Don’t Buy an Entry-Level M2
At this point, there is no reason to consider a 13-inch M2 MacBook Pro if you have the option to buy a different MacBook. An 8GB M1 system mostly matches an 8GB M2 system in other compute benchmarks and runs cooler, is likely cheaper, and may remain more responsive under heavy load. While these problems do not appear to afflict more expensive models, which offer more RAM, fans, and SSD storage, the M2-powered MacBook Pro starts at $1299. That’s well into boutique territory for PC laptops, and it ought to buy you a system that can perform one high performance task while simultaneously surfing the internet.

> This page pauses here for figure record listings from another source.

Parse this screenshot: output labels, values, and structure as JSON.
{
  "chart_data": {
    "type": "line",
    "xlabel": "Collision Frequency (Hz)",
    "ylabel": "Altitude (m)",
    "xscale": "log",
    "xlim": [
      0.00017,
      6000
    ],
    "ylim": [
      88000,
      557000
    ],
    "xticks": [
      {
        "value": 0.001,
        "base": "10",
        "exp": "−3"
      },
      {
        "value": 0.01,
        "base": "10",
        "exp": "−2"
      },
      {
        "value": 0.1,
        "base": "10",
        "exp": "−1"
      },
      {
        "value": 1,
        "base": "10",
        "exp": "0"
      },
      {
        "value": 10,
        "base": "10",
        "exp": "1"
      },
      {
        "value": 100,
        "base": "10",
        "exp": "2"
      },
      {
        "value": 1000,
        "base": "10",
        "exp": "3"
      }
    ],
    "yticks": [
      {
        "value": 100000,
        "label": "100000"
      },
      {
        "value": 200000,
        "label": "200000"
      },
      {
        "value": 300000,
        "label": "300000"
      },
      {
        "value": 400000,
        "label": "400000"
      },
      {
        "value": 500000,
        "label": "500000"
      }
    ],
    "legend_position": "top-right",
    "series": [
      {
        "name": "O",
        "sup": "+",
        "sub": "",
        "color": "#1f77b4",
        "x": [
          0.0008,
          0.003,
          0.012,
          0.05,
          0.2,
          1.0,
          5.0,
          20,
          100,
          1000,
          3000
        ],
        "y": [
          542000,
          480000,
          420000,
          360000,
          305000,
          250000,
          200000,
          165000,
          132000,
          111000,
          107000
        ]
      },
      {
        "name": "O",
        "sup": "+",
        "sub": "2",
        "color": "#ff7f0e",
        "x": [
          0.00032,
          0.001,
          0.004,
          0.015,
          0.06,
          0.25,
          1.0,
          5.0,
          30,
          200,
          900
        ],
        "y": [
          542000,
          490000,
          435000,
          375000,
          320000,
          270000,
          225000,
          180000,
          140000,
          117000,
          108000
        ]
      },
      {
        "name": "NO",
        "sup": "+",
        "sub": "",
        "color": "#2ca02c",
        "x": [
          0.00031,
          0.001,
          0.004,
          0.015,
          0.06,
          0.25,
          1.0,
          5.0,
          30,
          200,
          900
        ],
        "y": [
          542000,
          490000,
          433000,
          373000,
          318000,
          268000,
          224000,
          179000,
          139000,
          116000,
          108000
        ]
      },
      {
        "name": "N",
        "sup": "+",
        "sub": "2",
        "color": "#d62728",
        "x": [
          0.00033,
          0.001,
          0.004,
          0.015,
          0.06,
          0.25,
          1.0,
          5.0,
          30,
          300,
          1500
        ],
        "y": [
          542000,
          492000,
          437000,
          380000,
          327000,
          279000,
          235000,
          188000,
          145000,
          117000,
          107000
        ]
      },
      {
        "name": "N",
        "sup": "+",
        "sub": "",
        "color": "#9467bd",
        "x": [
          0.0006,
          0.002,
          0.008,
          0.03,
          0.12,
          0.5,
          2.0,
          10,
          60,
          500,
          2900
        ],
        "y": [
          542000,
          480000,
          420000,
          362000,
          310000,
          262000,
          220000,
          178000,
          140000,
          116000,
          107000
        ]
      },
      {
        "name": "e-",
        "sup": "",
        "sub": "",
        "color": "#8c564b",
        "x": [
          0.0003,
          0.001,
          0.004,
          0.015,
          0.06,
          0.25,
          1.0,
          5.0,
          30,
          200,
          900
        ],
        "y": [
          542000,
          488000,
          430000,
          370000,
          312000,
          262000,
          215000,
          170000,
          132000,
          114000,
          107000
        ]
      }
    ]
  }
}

Complicating matters is the fact that these M2 base models are the only ones available from Apple itself with no wait. If you want one of the non-crippled machines, you’re looking at a several-week delay and a lot more money.
I have been enthusiastic about Apple Silicon from the beginning, but a good chip needs a good laptop, and the baseline 13-inch MacBook Pro is clearly compromised. Caveat emptor.